FIG. 8 is a block diagram of a conventional distributed amplifier 800. Distributed amplifier 800 includes an input transmission line 802, an output transmission line 804, a plurality of equalizing transmission lines 806.sub.i, a plurality of FET devices 808.sub.i, an input transmission line terminating impedance 810, and an output line terminating impedance 812. FET devices 808.sub.i include a gate-source capacitance and a drain-source capacitance. FET devices 808.sub.i couple input transmission line 802 to output transmission line 804. FET devices 808.sub.i are spaced uniformly along the transmission lines with the gates coupled to input transmission line 802, the drains coupled to output transmission lines 804, and the sources connected to ground. The gate-source capacitances periodically load input transmission line 802, while the drain-source capacitances periodically load output transmission line 804. The drain-source capacitances of the FET devices 808.sub.i are not always sufficient to equalize the characteristic impedances and velocities of the transmission lines, therefore equalizing transmission lines 806.sub.i are sometimes put in series with the drain-source capacitances. It is well-known to model the transmission lines as a series of periodic series inductances and shunt capacitances. Thus, input transmission line 802 includes input inductances 814.sub.i, associated with FET gate to source capacitances, and output transmission line 804 includes output impedances 816.sub.i, associated with FET drain to source capacitances.

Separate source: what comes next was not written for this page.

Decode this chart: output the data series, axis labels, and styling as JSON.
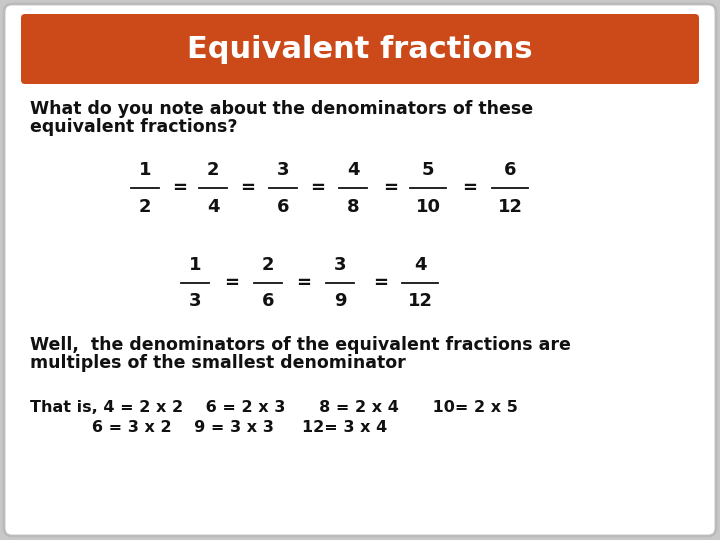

FIG. 9 is a schematic representing a model for an equivalent circuit of distributed amplifier 800 shown in FIG. 8. This model results from replacing the plurality of FET devices 808.sub.i with a current source 902.sub.i and a capacitance 904.sub.i (the source/drain capacitance) for the output transmission line side. For the input transmission line side, the gate source capacitance is modeled by capacitance 906.sub.i. The equivalent circuit incorporates a classic low-pass filter design.

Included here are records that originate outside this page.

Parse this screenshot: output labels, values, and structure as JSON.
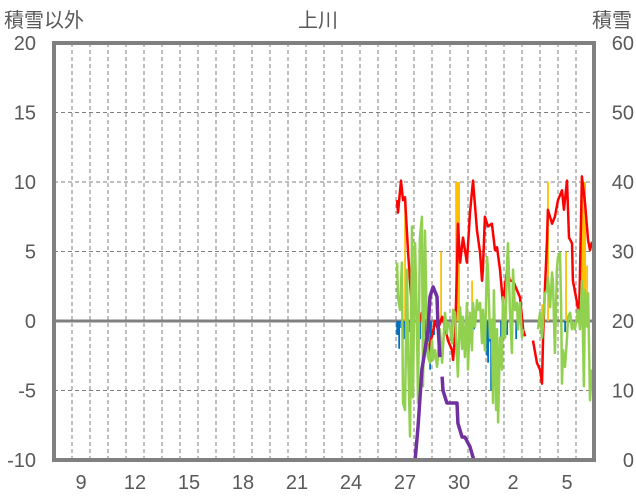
{
  "chart_data": {
    "type": "line",
    "title": "上川",
    "ylabel": "積雪以外",
    "y2label": "積雪",
    "xlim": [
      8,
      38
    ],
    "ylim": [
      -10,
      20
    ],
    "y2lim": [
      0,
      60
    ],
    "grid": true,
    "yticks": [
      "20",
      "15",
      "10",
      "5",
      "0",
      "-5",
      "-10"
    ],
    "ytick_values": [
      20,
      15,
      10,
      5,
      0,
      -5,
      -10
    ],
    "y2ticks": [
      "60",
      "50",
      "40",
      "30",
      "20",
      "10",
      "0"
    ],
    "y2tick_values": [
      60,
      50,
      40,
      30,
      20,
      10,
      0
    ],
    "xticks": [
      "9",
      "12",
      "15",
      "18",
      "21",
      "24",
      "27",
      "30",
      "2",
      "5"
    ],
    "xtick_positions": [
      9.5,
      12.5,
      15.5,
      18.5,
      21.5,
      24.5,
      27.5,
      30.5,
      33.5,
      36.5
    ],
    "colors": {
      "red": "#FF0000",
      "green": "#92D050",
      "purple": "#7030A0",
      "orange": "#FFC000",
      "blue": "#0070C0",
      "axis": "#808080"
    },
    "bars_positive": [
      [
        27.5,
        8.5
      ],
      [
        29.5,
        5.0
      ],
      [
        30.33,
        10
      ],
      [
        30.39,
        10
      ],
      [
        30.44,
        10
      ],
      [
        30.5,
        10
      ],
      [
        31.22,
        2.9
      ],
      [
        35.11,
        1.2
      ],
      [
        35.44,
        10
      ],
      [
        36.44,
        5.0
      ],
      [
        37.33,
        10
      ],
      [
        37.39,
        10
      ],
      [
        37.44,
        10
      ],
      [
        37.5,
        10
      ],
      [
        37.61,
        4
      ]
    ],
    "bars_negative": [
      [
        27.06,
        -1.0
      ],
      [
        27.11,
        -1.0
      ],
      [
        27.17,
        -2.0
      ],
      [
        27.28,
        -0.5
      ],
      [
        27.44,
        -1.3
      ],
      [
        27.56,
        -1.5
      ],
      [
        27.78,
        -0.8
      ],
      [
        28.0,
        -1.0
      ],
      [
        28.33,
        -1.3
      ],
      [
        28.56,
        -0.8
      ],
      [
        28.78,
        -1.5
      ],
      [
        28.89,
        -3.5
      ],
      [
        28.94,
        -2.5
      ],
      [
        29.11,
        -1.0
      ],
      [
        29.78,
        -0.6
      ],
      [
        30.11,
        -0.6
      ],
      [
        30.89,
        -0.8
      ],
      [
        31.33,
        -0.6
      ],
      [
        32.06,
        -2.5
      ],
      [
        32.11,
        -3.0
      ],
      [
        32.22,
        -1.5
      ],
      [
        32.28,
        -5.0
      ],
      [
        32.44,
        -3.0
      ],
      [
        32.83,
        -2.5
      ],
      [
        33.17,
        -1.0
      ],
      [
        33.39,
        -1.0
      ],
      [
        33.67,
        -1.3
      ],
      [
        36.39,
        -0.8
      ],
      [
        37.94,
        -1.0
      ]
    ],
    "series": [
      {
        "name": "red",
        "axis": "left",
        "points": [
          [
            27.06,
            8.7
          ],
          [
            27.11,
            7.8
          ],
          [
            27.28,
            10.1
          ],
          [
            27.39,
            8.7
          ],
          [
            27.5,
            8.9
          ],
          [
            27.67,
            4.9
          ],
          [
            27.78,
            2.9
          ],
          [
            27.94,
            0
          ],
          [
            28.06,
            1.3
          ],
          [
            28.22,
            -0.4
          ],
          [
            28.44,
            0.6
          ],
          [
            28.61,
            -0.1
          ],
          [
            28.78,
            -2.1
          ],
          [
            29.0,
            -1.1
          ],
          [
            29.17,
            0
          ],
          [
            29.33,
            -0.6
          ],
          [
            29.56,
            0.3
          ],
          [
            29.72,
            -0.4
          ],
          [
            29.89,
            -1.4
          ],
          [
            30.11,
            -2.1
          ],
          [
            30.17,
            -2.8
          ],
          [
            30.28,
            -1.1
          ],
          [
            30.39,
            3.7
          ],
          [
            30.44,
            7.0
          ],
          [
            30.56,
            4.2
          ],
          [
            30.72,
            6.0
          ],
          [
            30.94,
            4.2
          ],
          [
            31.11,
            7.8
          ],
          [
            31.28,
            10.1
          ],
          [
            31.5,
            6.5
          ],
          [
            31.67,
            4.9
          ],
          [
            31.78,
            2.9
          ],
          [
            31.83,
            3.7
          ],
          [
            31.94,
            7.5
          ],
          [
            32.11,
            6.8
          ],
          [
            32.33,
            7.0
          ],
          [
            32.5,
            5.1
          ],
          [
            32.61,
            5.3
          ],
          [
            32.78,
            3.7
          ],
          [
            32.94,
            1.3
          ],
          [
            33.17,
            3.7
          ],
          [
            33.33,
            2.9
          ],
          [
            33.5,
            2.9
          ],
          [
            33.72,
            2.2
          ],
          [
            33.89,
            1.7
          ],
          [
            34.06,
            -0.6
          ],
          [
            34.17,
            -1.1
          ],
          null,
          [
            34.61,
            -1.4
          ],
          [
            34.83,
            -3.0
          ],
          [
            35.0,
            -3.5
          ],
          [
            35.11,
            -4.5
          ],
          [
            35.17,
            -1.1
          ],
          [
            35.28,
            2.4
          ],
          [
            35.39,
            5.8
          ],
          [
            35.44,
            8.0
          ],
          [
            35.67,
            7.0
          ],
          [
            35.83,
            7.5
          ],
          [
            36.0,
            8.7
          ],
          [
            36.22,
            9.4
          ],
          [
            36.33,
            8.0
          ],
          [
            36.5,
            10.1
          ],
          [
            36.61,
            6.0
          ],
          [
            36.78,
            5.6
          ],
          [
            36.83,
            2.9
          ],
          [
            37.06,
            1.3
          ],
          [
            37.17,
            0.3
          ],
          [
            37.33,
            10.4
          ],
          [
            37.5,
            8.5
          ],
          [
            37.67,
            5.8
          ],
          [
            37.78,
            5.1
          ],
          [
            37.89,
            5.7
          ]
        ]
      },
      {
        "name": "green",
        "axis": "left",
        "points": [
          [
            27.06,
            4.2
          ],
          [
            27.11,
            1.7
          ],
          [
            27.22,
            0.8
          ],
          [
            27.33,
            4.2
          ],
          [
            27.39,
            -5.9
          ],
          [
            27.5,
            -6.4
          ],
          [
            27.61,
            3.7
          ],
          [
            27.67,
            -2.3
          ],
          [
            27.78,
            -8.3
          ],
          [
            27.89,
            6.8
          ],
          [
            27.94,
            -5.5
          ],
          [
            28.06,
            5.6
          ],
          [
            28.17,
            -1.2
          ],
          [
            28.22,
            -5.9
          ],
          [
            28.33,
            6.0
          ],
          [
            28.44,
            7.5
          ],
          [
            28.5,
            -4.7
          ],
          [
            28.61,
            6.5
          ],
          [
            28.72,
            -1.2
          ],
          [
            28.78,
            -2.6
          ],
          [
            28.89,
            -3.0
          ],
          [
            29.0,
            -1.4
          ],
          [
            29.06,
            -2.8
          ],
          [
            29.17,
            -2.1
          ],
          [
            29.28,
            -3.3
          ],
          [
            29.33,
            -2.6
          ],
          [
            29.44,
            -0.6
          ],
          [
            29.56,
            -3.0
          ],
          [
            29.61,
            -1.9
          ],
          [
            29.72,
            0.6
          ],
          [
            29.83,
            -0.9
          ],
          [
            29.89,
            -0.1
          ],
          [
            30.0,
            -0.4
          ],
          [
            30.11,
            -1.6
          ],
          [
            30.17,
            0.8
          ],
          [
            30.28,
            0.6
          ],
          [
            30.39,
            -2.6
          ],
          [
            30.44,
            -4.0
          ],
          [
            30.56,
            1.0
          ],
          [
            30.67,
            -2.0
          ],
          [
            30.72,
            0.3
          ],
          [
            30.83,
            -2.6
          ],
          [
            30.94,
            1.3
          ],
          [
            31.0,
            -3.5
          ],
          [
            31.11,
            0.6
          ],
          [
            31.22,
            -2.1
          ],
          [
            31.28,
            1.3
          ],
          [
            31.39,
            -0.4
          ],
          [
            31.5,
            1.5
          ],
          [
            31.56,
            0.8
          ],
          [
            31.67,
            1.3
          ],
          [
            31.78,
            -1.6
          ],
          [
            31.83,
            0.8
          ],
          [
            31.94,
            -2.1
          ],
          [
            32.06,
            4.6
          ],
          [
            32.11,
            3.7
          ],
          [
            32.22,
            -1.2
          ],
          [
            32.33,
            0.1
          ],
          [
            32.39,
            -5.9
          ],
          [
            32.44,
            2.2
          ],
          [
            32.56,
            -6.4
          ],
          [
            32.61,
            -0.6
          ],
          [
            32.67,
            -7.3
          ],
          [
            32.78,
            -1.2
          ],
          [
            32.89,
            -3.5
          ],
          [
            32.94,
            1.7
          ],
          [
            33.06,
            -1.2
          ],
          [
            33.17,
            4.2
          ],
          [
            33.22,
            5.6
          ],
          [
            33.33,
            0.8
          ],
          [
            33.44,
            -2.3
          ],
          [
            33.5,
            3.7
          ],
          [
            33.61,
            0.8
          ],
          [
            33.72,
            1.3
          ],
          [
            33.78,
            -0.6
          ],
          [
            33.89,
            1.3
          ],
          [
            34.0,
            -1.2
          ],
          [
            34.06,
            -0.6
          ],
          null,
          [
            34.89,
            -0.6
          ],
          [
            35.0,
            0.6
          ],
          [
            35.11,
            -1.2
          ],
          [
            35.17,
            -0.1
          ],
          [
            35.28,
            2.0
          ],
          [
            35.39,
            2.2
          ],
          [
            35.44,
            3.2
          ],
          [
            35.56,
            1.0
          ],
          [
            35.67,
            3.5
          ],
          [
            35.72,
            2.7
          ],
          [
            35.83,
            -2.3
          ],
          [
            35.94,
            3.7
          ],
          [
            36.0,
            4.6
          ],
          [
            36.11,
            4.9
          ],
          [
            36.17,
            1.3
          ],
          [
            36.22,
            -4.5
          ],
          [
            36.28,
            -2.1
          ],
          [
            36.39,
            -3.3
          ],
          [
            36.5,
            -1.2
          ],
          [
            36.56,
            0.3
          ],
          [
            36.67,
            0.6
          ],
          [
            36.78,
            -0.6
          ],
          [
            36.83,
            -0.1
          ],
          [
            36.94,
            -0.6
          ],
          [
            37.06,
            0.3
          ],
          [
            37.11,
            0.8
          ],
          [
            37.22,
            -0.6
          ],
          [
            37.33,
            2.9
          ],
          [
            37.39,
            -1.2
          ],
          [
            37.44,
            -4.7
          ],
          [
            37.5,
            2.2
          ],
          [
            37.61,
            -0.4
          ],
          [
            37.67,
            2.0
          ],
          [
            37.78,
            -5.7
          ],
          [
            37.89,
            -3.5
          ]
        ]
      },
      {
        "name": "purple",
        "axis": "right",
        "points": [
          [
            26.94,
            0
          ],
          [
            28.06,
            0
          ],
          [
            28.22,
            4.7
          ],
          [
            28.44,
            13
          ],
          [
            28.61,
            15.8
          ],
          [
            28.78,
            18.7
          ],
          [
            28.89,
            23.5
          ],
          [
            29.06,
            24.9
          ],
          [
            29.28,
            23.5
          ],
          [
            29.33,
            19.7
          ],
          [
            29.44,
            14.8
          ],
          null,
          [
            29.56,
            12
          ],
          [
            29.61,
            10
          ],
          [
            29.83,
            8.2
          ],
          [
            30.39,
            8.2
          ],
          [
            30.44,
            5.3
          ],
          [
            30.67,
            3.3
          ],
          [
            30.83,
            3.3
          ],
          [
            31.11,
            1.9
          ],
          [
            31.28,
            0.4
          ],
          [
            31.33,
            0
          ],
          [
            34.17,
            0
          ],
          null,
          [
            34.61,
            0
          ],
          [
            37.89,
            0
          ]
        ]
      }
    ]
  }
}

FIG. 10 is a block schematic diagram illustrating conventional use of a large inductive element 950 to isolate a drain voltage source from low-pass network structures in a distributed amplifier, such as distributed amplifier 800 in FIG. 8. To operate distributed amplifier 800, it is necessary to bias the drains of the plurality of FET devices 808.sub.i as well-known. Inductive element 950 has a relatively large, at frequencies of interest, reactance that couples a bias voltage from a voltage source 952 to the drains of the plurality of FET devices. The reactance of inductive element 950 is large enough to isolate voltage source 952 from the distributed amplifier network so as to preserve the frequency characteristics, the low-pass filter characteristics, of distributed amplifier 800.

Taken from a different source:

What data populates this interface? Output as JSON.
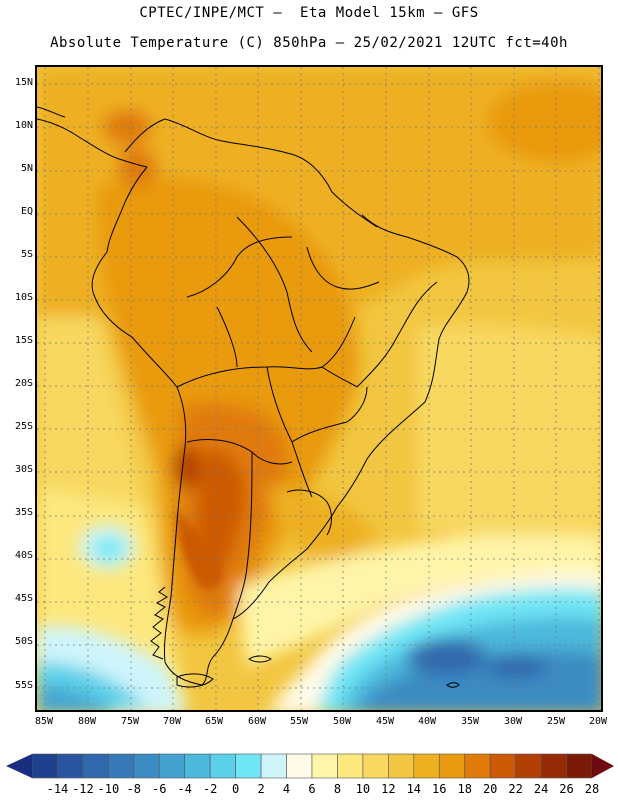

Inductive element 950 carries relatively large currents, typically on the order of one amp or more, therefore an integrated circuit including a distributed amplifier like distributed amplifier 800 employs wide metalization lines to adequately handle this current. The wider the metalization lines become, associated parasitic capacitance of the lines, which comprise the induction element 950, becomes a more significant factor. This associated parasitic capacitance limits wideband practicality of the conventional distributed amplifier.